Turning to BA-DC's second argument on appeal, we conclude that the Commission acted reasonably in ordering BA-DC to adjust the depreciation expense of its associated equipment for ratemaking purposes.[10] BA-DC was following the policy of basing depreciation expense on the lives of analog switches. According to the record, the service lives of such switches are very short. There was also substantial uncontested evidence presented in this proceeding supporting the Commission's finding that digital switches are more accurate than analog switches as indicators of the remaining life of associated equipment. Order 10353, supra, at 104-106, 1993 WL 563075. For example, although BA-DC wire centers contain both analog and digital switches, BA-DC based its depreciation expense for associated equipment solely on the service life of its analog switches. Id. at 106, 1993 WL 563075. However, when OPC presented BA-DC's own data which showed that substantial investment in such associated equipment remained after the retirement of analog switches, BA-DC acknowledged that its overall policy was to transfer associated equipment investment to digital switches after retirement of analog switches.[11]Id. *1237 Given the evidence presented and its indications of the current status of digital technology, we can not conclude that the Commission's finding was unreasonable, arbitrary or capricious.

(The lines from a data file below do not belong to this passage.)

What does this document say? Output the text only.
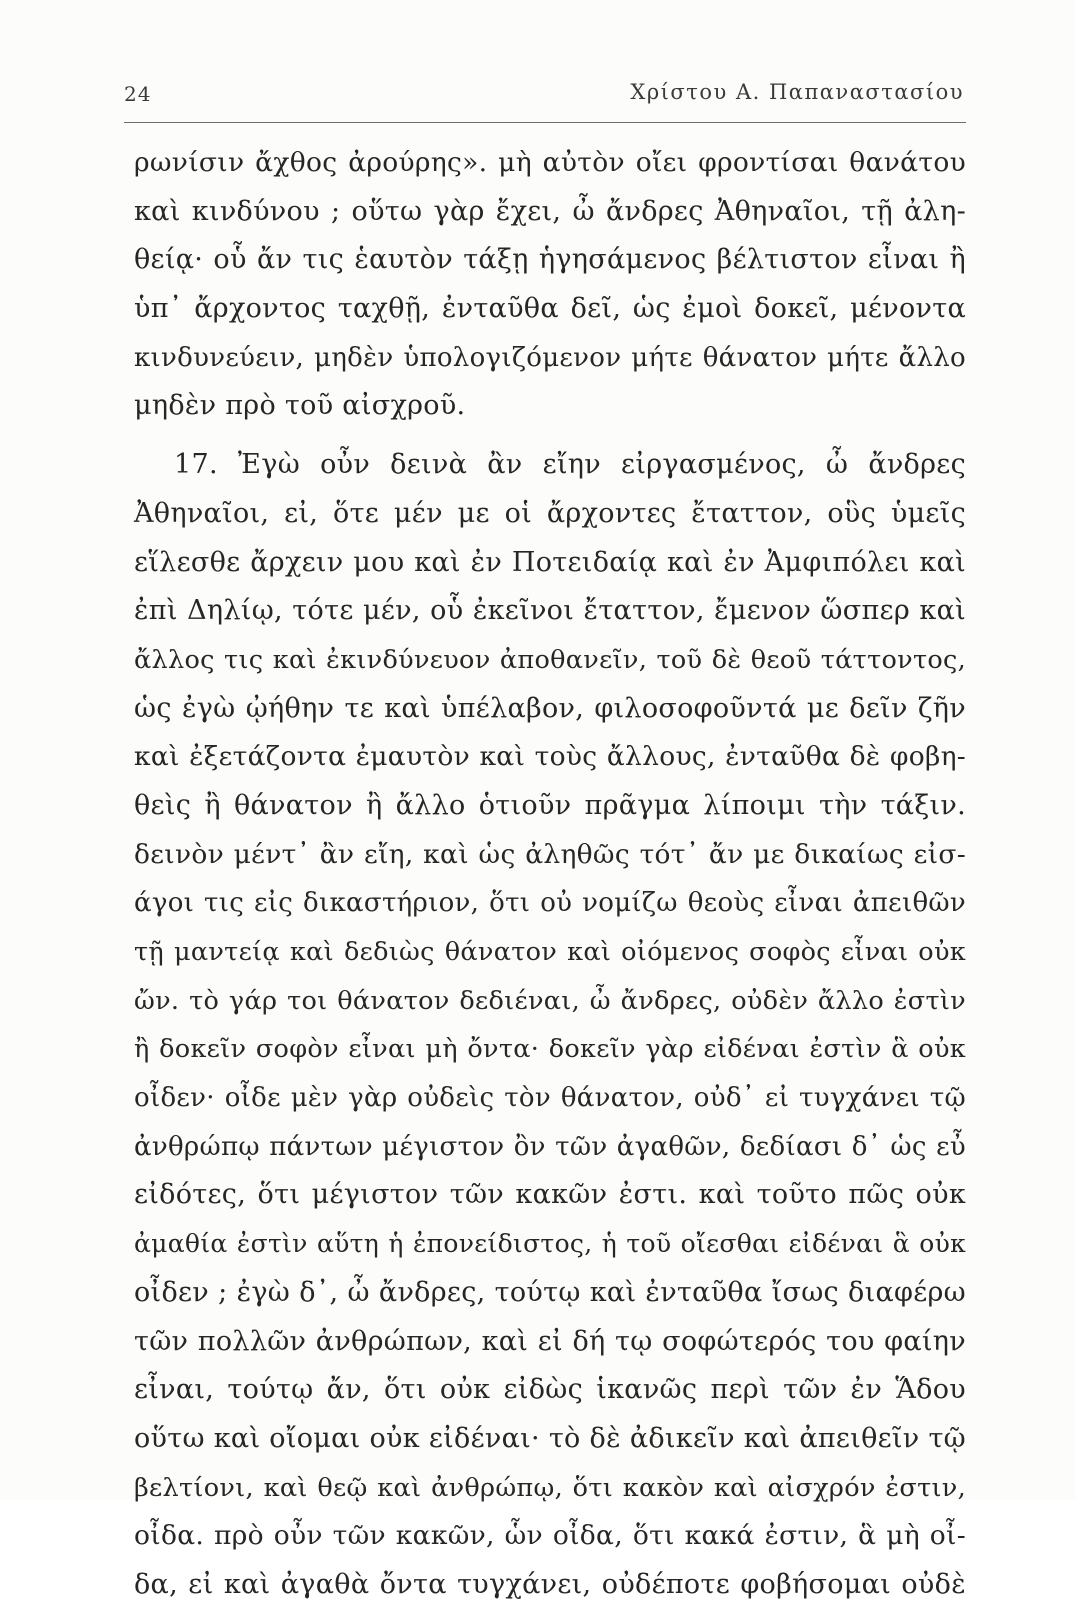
24	Χρίστου Α. Παπαναστασίου
ρωνίσιν ἄχθος ἀρούρης». μὴ αὐτὸν οἴει φροντίσαι θανάτου
καὶ κινδύνου ; οὕτω γὰρ ἔχει, ὦ ἄνδρες Ἀθηναῖοι, τῇ ἀλη-
θείᾳ· οὗ ἄν τις ἑαυτὸν τάξῃ ἡγησάμενος βέλτιστον εἶναι ἢ
ὑπ᾿ ἄρχοντος ταχθῇ, ἐνταῦθα δεῖ, ὡς ἐμοὶ δοκεῖ, μένοντα
κινδυνεύειν, μηδὲν ὑπολογιζόμενον μήτε θάνατον μήτε ἄλλο
μηδὲν πρὸ τοῦ αἰσχροῦ.
17. Ἐγὼ οὖν δεινὰ ἂν εἴην εἰργασμένος, ὦ ἄνδρες
Ἀθηναῖοι, εἰ, ὅτε μέν με οἱ ἄρχοντες ἔταττον, οὓς ὑμεῖς
εἵλεσθε ἄρχειν μου καὶ ἐν Ποτειδαίᾳ καὶ ἐν Ἀμφιπόλει καὶ
ἐπὶ Δηλίῳ, τότε μέν, οὗ ἐκεῖνοι ἔταττον, ἔμενον ὥσπερ καὶ
ἄλλος τις καὶ ἐκινδύνευον ἀποθανεῖν, τοῦ δὲ θεοῦ τάττοντος,
ὡς ἐγὼ ᾠήθην τε καὶ ὑπέλαβον, φιλοσοφοῦντά με δεῖν ζῆν
καὶ ἐξετάζοντα ἐμαυτὸν καὶ τοὺς ἄλλους, ἐνταῦθα δὲ φοβη-
θεὶς ἢ θάνατον ἢ ἄλλο ὁτιοῦν πρᾶγμα λίποιμι τὴν τάξιν.
δεινὸν μέντ᾿ ἂν εἴη, καὶ ὡς ἀληθῶς τότ᾿ ἄν με δικαίως εἰσ-
άγοι τις εἰς δικαστήριον, ὅτι οὐ νομίζω θεοὺς εἶναι ἀπειθῶν
τῇ μαντείᾳ καὶ δεδιὼς θάνατον καὶ οἰόμενος σοφὸς εἶναι οὐκ
ὤν. τὸ γάρ τοι θάνατον δεδιέναι, ὦ ἄνδρες, οὐδὲν ἄλλο ἐστὶν
ἢ δοκεῖν σοφὸν εἶναι μὴ ὄντα· δοκεῖν γὰρ εἰδέναι ἐστὶν ἃ οὐκ
οἶδεν· οἶδε μὲν γὰρ οὐδεὶς τὸν θάνατον, οὐδ᾿ εἰ τυγχάνει τῷ
ἀνθρώπῳ πάντων μέγιστον ὂν τῶν ἀγαθῶν, δεδίασι δ᾿ ὡς εὖ
εἰδότες, ὅτι μέγιστον τῶν κακῶν ἐστι. καὶ τοῦτο πῶς οὐκ
ἀμαθία ἐστὶν αὕτη ἡ ἐπονείδιστος, ἡ τοῦ οἴεσθαι εἰδέναι ἃ οὐκ
οἶδεν ; ἐγὼ δ᾿, ὦ ἄνδρες, τούτῳ καὶ ἐνταῦθα ἴσως διαφέρω
τῶν πολλῶν ἀνθρώπων, καὶ εἰ δή τῳ σοφώτερός του φαίην
εἶναι, τούτῳ ἄν, ὅτι οὐκ εἰδὼς ἱκανῶς περὶ τῶν ἐν Ἅδου
οὕτω καὶ οἴομαι οὐκ εἰδέναι· τὸ δὲ ἀδικεῖν καὶ ἀπειθεῖν τῷ
βελτίονι, καὶ θεῷ καὶ ἀνθρώπῳ, ὅτι κακὸν καὶ αἰσχρόν ἐστιν,
οἶδα. πρὸ οὖν τῶν κακῶν, ὧν οἶδα, ὅτι κακά ἐστιν, ἃ μὴ οἶ-
δα, εἰ καὶ ἀγαθὰ ὄντα τυγχάνει, οὐδέποτε φοβήσομαι οὐδὲ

Because we conclude that the Commission's factual findings were based upon substantial evidence, and were not unreasonable, arbitrary or capricious, and that the Commission adequately explained the reasons for its decision, we find no error of law requiring reversal. Accordingly, the Commission decision in Formal Case No. 926, 1994 WL 82901 is affirmed.

So ordered.


[1] Chesapeake and Potomac Tel. Co., Formal Case No. 926, Order No. 10353, 1993 WL 563075 (December 21, 1993); Chesapeake and Potomac Tel. Co., Formal Case No. 926, Order No. 10383, 1994 WL 82901 (February 22, 1994).

[2] BA-DC also argues on appeal that the Commission acted unreasonably, arbitrarily, and capriciously when it ordered BA-DC to reclassify certain equipment for intrastate depreciation purposes. We reject that argument for reasons stated below.

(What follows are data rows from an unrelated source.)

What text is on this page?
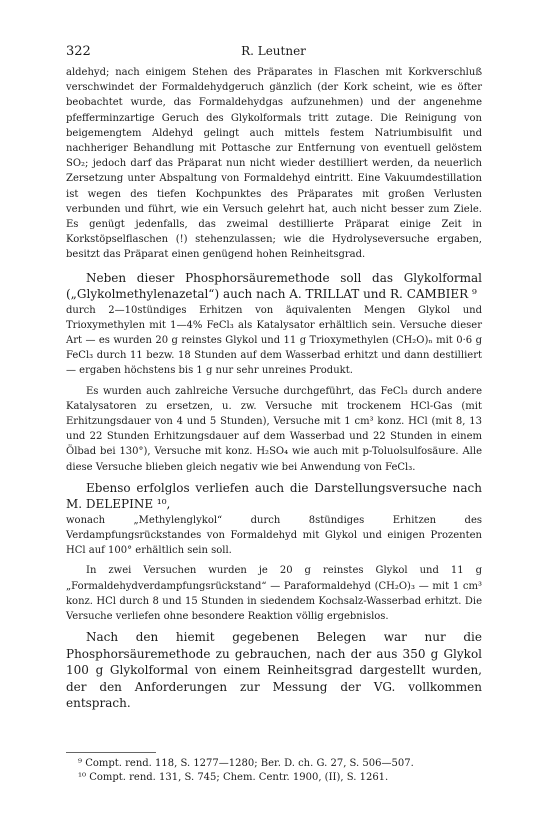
322	R. Leutner

aldehyd; nach einigem Stehen des Präparates in Flaschen mit Korkverschluß verschwindet der Formaldehydgeruch gänzlich (der Kork scheint, wie es öfter beobachtet wurde, das Formaldehydgas aufzunehmen) und der angenehme pfefferminzartige Geruch des Glykolformals tritt zutage. Die Reinigung von beigemengtem Aldehyd gelingt auch mittels festem Natriumbisulfit und nachheriger Behandlung mit Pottasche zur Entfernung von eventuell gelöstem SO₂; jedoch darf das Präparat nun nicht wieder destilliert werden, da neuerlich Zersetzung unter Abspaltung von Formaldehyd eintritt. Eine Vakuumdestillation ist wegen des tiefen Kochpunktes des Präparates mit großen Verlusten verbunden und führt, wie ein Versuch gelehrt hat, auch nicht besser zum Ziele. Es genügt jedenfalls, das zweimal destillierte Präparat einige Zeit in Korkstöpselflaschen (!) stehenzulassen; wie die Hydrolyseversuche ergaben, besitzt das Präparat einen genügend hohen Reinheitsgrad.

Neben dieser Phosphorsäuremethode soll das Glykolformal („Glykolmethylenazetal“) auch nach A. TRILLAT und R. CAMBIER ⁹

durch 2—10stündiges Erhitzen von äquivalenten Mengen Glykol und Trioxymethylen mit 1—4% FeCl₃ als Katalysator erhältlich sein. Versuche dieser Art — es wurden 20 g reinstes Glykol und 11 g Trioxymethylen (CH₂O)ₙ mit 0·6 g FeCl₃ durch 11 bezw. 18 Stunden auf dem Wasserbad erhitzt und dann destilliert — ergaben höchstens bis 1 g nur sehr unreines Produkt.

Es wurden auch zahlreiche Versuche durchgeführt, das FeCl₃ durch andere Katalysatoren zu ersetzen, u. zw. Versuche mit trockenem HCl-Gas (mit Erhitzungsdauer von 4 und 5 Stunden), Versuche mit 1 cm³ konz. HCl (mit 8, 13 und 22 Stunden Erhitzungsdauer auf dem Wasserbad und 22 Stunden in einem Ölbad bei 130°), Versuche mit konz. H₂SO₄ wie auch mit p-Toluolsulfosäure. Alle diese Versuche blieben gleich negativ wie bei Anwendung von FeCl₃.

Ebenso erfolglos verliefen auch die Darstellungsversuche nach M. DELEPINE ¹⁰,

wonach „Methylenglykol“ durch 8stündiges Erhitzen des Verdampfungsrückstandes von Formaldehyd mit Glykol und einigen Prozenten HCl auf 100° erhältlich sein soll.

In zwei Versuchen wurden je 20 g reinstes Glykol und 11 g „Formaldehydverdampfungsrückstand“ — Paraformaldehyd (CH₂O)₃ — mit 1 cm³ konz. HCl durch 8 und 15 Stunden in siedendem Kochsalz-Wasserbad erhitzt. Die Versuche verliefen ohne besondere Reaktion völlig ergebnislos.

Nach den hiemit gegebenen Belegen war nur die Phosphorsäuremethode zu gebrauchen, nach der aus 350 g Glykol 100 g Glykolformal von einem Reinheitsgrad dargestellt wurden, der den Anforderungen zur Messung der VG. vollkommen entsprach.

⁹ Compt. rend. 118, S. 1277—1280; Ber. D. ch. G. 27, S. 506—507.

¹⁰ Compt. rend. 131, S. 745; Chem. Centr. 1900, (II), S. 1261.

[3] In its first post-divestiture rate case, the Commission decided to use BA-DC's actual capital structure instead of Bell Atlantic's capital structure for ratemaking purposes. Formal Case No. 827, supra, 6 D.C.P.S.C. at 364; Id. at 383. However, in making that decision, the Commission expressed concern about the possibility of Bell Atlantic's manipulating BA-DC's capital structure to serve Bell Atlantic's interests rather than "seeking to employ the capital structure with the least cost to D.C. ratepayers." Id. at 364. The Commission stated that it would "carefully scrutinize this matter" in future cases and ordered BA-DC to "present evidence detailing how Bell Atlantic determines C & P's [now BA-DC's] capital structure." Id.

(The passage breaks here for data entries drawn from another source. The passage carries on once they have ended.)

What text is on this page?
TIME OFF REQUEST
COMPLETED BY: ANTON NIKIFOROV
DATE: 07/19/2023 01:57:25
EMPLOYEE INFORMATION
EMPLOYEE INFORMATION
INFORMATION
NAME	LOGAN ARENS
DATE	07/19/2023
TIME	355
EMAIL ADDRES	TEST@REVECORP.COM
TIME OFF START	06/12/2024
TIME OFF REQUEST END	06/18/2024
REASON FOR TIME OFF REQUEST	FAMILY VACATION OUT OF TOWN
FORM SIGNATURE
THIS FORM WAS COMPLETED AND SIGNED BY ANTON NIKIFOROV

[4] The Commission provided BA-DC with adequate notice of its evidentiary burden. In Formal Case No. 827, it directed BA-DC (then C & P) to present evidence in the next ratemaking case of the details of its financial relationship with Bell Atlantic. See note 3, supra. The Commission again emphasized BA-DC's evidentiary burden in its analysis and conclusions in Formal Case No. 850, 1992 WL 510031. See supra p. 5; see also Chesapeake & Potomac, supra, 514 A.2d at 1166 n. 6 (C & P was put on sufficient notice of its burden to provide certain information to the Commission where the Commission had required the same information in previous orders).

[5] We do not face in this case the question whether the potential for manipulation, unaccompanied by any conduct on the part of the parent and the subsidiary from which actual manipulation could reasonably be inferred, would provide the Commission with a sufficient basis for using the capital structure of the parent in determining the revenue requirement of the subsidiary. In the event we should be presented with such a case in the future, we would, of course, consider the Commission's findings and rationale under our usual standard of review. But that is not the case before us, as here the Commission relies on actual as well as potential influence of the parent upon the subsidiary.

[6] Although BA-DC claims in its reply brief that the record contains "a clear statement that the recommendations [by Bell Atlantic] can be exceeded where appropriate," it did not cite to any such clear statement. Simply stating that two out of the seven Bell Atlantic operating telephone companies have debt ratios that are not within Bell Atlantic's guidelines does not provide enough information. This statement reveals nothing about Bell Atlantic's general policy towards its local operating companies, or the particular circumstances relating to those two companies. Furthermore, and more important, this statement reveals nothing about Bell Atlantic's financial relationship with BA-DC.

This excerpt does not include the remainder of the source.